When someone asks why they should help someone else, I also know that they haven’t been hit yet. They have not gotten rheumatoid arthritis at age 32 or had another driver run in to them and broken bones or had another unexpected surprise illness or injury that happened in spite of the fact that they don’t smoke, don’t drink, eat right and exercise. Everyone has a health challenge at sometime in their life.
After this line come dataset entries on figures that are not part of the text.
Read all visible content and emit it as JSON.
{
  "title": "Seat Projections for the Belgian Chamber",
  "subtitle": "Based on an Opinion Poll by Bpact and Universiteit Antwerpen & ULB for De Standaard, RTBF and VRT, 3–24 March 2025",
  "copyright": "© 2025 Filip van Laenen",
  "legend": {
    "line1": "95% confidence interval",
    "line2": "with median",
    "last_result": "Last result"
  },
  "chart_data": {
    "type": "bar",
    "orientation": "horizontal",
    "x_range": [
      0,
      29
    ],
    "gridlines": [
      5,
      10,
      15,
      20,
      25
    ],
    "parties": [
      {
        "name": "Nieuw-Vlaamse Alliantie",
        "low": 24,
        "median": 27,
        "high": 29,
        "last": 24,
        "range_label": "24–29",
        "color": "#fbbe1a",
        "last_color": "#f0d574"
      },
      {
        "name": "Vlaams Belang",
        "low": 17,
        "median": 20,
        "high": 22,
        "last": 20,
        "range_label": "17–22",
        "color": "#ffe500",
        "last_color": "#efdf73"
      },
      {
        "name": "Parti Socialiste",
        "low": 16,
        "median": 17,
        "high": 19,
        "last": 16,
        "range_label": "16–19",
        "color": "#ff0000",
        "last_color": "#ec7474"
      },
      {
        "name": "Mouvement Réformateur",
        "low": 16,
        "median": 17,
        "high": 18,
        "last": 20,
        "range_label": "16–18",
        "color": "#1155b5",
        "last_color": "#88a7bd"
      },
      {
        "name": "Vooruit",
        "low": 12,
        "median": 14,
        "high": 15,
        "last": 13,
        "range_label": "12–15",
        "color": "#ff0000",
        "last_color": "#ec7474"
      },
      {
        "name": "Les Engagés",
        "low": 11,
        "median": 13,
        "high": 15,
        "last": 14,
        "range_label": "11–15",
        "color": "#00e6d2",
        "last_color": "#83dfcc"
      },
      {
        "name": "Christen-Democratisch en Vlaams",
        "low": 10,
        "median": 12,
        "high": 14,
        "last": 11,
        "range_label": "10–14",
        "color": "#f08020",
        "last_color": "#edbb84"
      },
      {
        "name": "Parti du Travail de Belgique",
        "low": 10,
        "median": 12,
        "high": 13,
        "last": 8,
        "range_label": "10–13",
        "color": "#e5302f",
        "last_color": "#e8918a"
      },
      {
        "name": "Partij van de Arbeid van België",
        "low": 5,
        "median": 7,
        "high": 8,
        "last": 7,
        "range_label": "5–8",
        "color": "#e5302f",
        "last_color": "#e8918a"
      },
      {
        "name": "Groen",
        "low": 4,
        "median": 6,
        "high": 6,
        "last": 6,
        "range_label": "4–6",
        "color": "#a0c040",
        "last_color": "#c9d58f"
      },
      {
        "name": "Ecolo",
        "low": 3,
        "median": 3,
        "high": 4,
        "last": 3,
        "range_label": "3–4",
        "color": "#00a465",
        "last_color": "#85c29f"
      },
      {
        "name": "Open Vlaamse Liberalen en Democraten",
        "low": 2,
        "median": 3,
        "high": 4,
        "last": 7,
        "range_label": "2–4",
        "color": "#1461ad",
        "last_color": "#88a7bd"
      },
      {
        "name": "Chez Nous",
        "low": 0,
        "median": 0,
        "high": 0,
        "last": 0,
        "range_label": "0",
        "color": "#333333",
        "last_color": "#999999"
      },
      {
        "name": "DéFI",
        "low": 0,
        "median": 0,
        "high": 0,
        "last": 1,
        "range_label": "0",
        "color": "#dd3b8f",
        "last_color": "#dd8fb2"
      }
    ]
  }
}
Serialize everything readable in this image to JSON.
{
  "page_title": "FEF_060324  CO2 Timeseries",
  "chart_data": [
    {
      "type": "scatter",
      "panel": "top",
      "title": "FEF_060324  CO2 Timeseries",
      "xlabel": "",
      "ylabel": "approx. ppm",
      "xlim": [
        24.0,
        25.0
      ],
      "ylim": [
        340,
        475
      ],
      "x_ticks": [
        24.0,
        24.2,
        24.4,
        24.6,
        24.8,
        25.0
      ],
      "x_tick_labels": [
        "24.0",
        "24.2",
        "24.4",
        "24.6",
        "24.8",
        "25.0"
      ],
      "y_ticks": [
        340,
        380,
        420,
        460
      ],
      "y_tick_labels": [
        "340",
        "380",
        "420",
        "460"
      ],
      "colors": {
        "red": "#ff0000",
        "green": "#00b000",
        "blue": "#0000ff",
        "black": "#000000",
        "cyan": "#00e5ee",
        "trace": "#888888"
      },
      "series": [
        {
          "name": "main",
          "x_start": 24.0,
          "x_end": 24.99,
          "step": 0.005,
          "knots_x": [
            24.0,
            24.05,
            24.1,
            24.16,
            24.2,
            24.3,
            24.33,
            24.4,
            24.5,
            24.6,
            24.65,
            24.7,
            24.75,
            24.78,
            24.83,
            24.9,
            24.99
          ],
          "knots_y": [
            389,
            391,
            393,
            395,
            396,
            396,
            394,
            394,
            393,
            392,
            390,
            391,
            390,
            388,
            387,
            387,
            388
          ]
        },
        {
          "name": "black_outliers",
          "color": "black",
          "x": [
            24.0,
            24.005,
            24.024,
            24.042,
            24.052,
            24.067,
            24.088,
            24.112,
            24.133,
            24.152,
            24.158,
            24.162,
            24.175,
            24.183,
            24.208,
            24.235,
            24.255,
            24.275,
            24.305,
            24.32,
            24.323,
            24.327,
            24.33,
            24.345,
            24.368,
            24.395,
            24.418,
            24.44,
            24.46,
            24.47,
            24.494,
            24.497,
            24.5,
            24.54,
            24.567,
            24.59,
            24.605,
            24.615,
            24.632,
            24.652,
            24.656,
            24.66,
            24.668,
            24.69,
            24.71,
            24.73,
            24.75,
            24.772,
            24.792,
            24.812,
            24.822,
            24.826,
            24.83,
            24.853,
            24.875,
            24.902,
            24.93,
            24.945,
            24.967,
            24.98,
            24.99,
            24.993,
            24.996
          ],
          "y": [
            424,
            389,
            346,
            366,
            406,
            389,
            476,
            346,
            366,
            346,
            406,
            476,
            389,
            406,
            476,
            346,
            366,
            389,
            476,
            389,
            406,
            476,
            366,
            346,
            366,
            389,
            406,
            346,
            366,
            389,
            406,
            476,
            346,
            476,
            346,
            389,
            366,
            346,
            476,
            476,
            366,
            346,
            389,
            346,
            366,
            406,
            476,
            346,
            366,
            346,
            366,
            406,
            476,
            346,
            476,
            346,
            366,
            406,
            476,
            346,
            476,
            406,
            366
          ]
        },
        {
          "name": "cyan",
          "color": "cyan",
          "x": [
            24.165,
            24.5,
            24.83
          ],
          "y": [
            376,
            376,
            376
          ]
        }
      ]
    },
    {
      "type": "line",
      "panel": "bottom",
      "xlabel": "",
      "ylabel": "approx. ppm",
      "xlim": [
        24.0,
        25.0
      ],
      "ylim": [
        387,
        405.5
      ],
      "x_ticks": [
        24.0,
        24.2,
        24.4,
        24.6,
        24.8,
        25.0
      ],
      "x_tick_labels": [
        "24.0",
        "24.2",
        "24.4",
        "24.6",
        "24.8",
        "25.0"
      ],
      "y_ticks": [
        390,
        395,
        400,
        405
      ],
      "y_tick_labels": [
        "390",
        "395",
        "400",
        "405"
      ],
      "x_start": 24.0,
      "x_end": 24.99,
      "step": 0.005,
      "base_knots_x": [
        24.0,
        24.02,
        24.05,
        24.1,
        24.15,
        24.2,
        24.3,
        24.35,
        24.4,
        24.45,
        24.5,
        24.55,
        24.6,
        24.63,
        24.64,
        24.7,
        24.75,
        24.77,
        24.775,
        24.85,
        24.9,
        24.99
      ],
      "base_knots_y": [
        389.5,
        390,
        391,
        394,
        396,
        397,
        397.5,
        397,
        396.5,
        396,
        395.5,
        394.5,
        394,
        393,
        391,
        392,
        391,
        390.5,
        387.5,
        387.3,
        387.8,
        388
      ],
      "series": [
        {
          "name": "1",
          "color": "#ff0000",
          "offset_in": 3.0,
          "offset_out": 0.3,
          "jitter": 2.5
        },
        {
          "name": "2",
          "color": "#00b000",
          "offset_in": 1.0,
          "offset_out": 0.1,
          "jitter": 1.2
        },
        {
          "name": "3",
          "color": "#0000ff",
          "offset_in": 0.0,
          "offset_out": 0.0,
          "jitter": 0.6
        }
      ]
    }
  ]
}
Third: people want to get better. Really. In clinic I do not see anyone who doesn’t hope a little that their life could change, that they could lose weight, stop smoking. True, there are some drinkers who are in denial, but I will never forget taking the time to tell a patient why he would die of liver failure if he didn’t stop drinking. He came back 6 weeks later sober. I said, “You are sober!” (We don’t see that response very frequently.) He looked at me in surprise: “You said I’d die if I didn’t stop.” He never drank again. It made it really hard to be totally cynical about alcohol and I can’t do it. People change and there is hope for change. I feel completely blessed to support change in clinic and watch people do it. They are amazing. But they need support and they need someone to listen and they need a place to take their fears and their confusion. Primary care is, in a sense, a job of nagging. But it is also a job of celebration because people do get better.

We are already paying, in an expensive, inefficient and dysfunctional way. It saves money to put out the fire. People want to get better. Winston Churchill said, “Americans always do the right thing after they have exhausted all other possibilities.” It is time to do the right thing. Single payer. The current bill is HR676. We can and we will.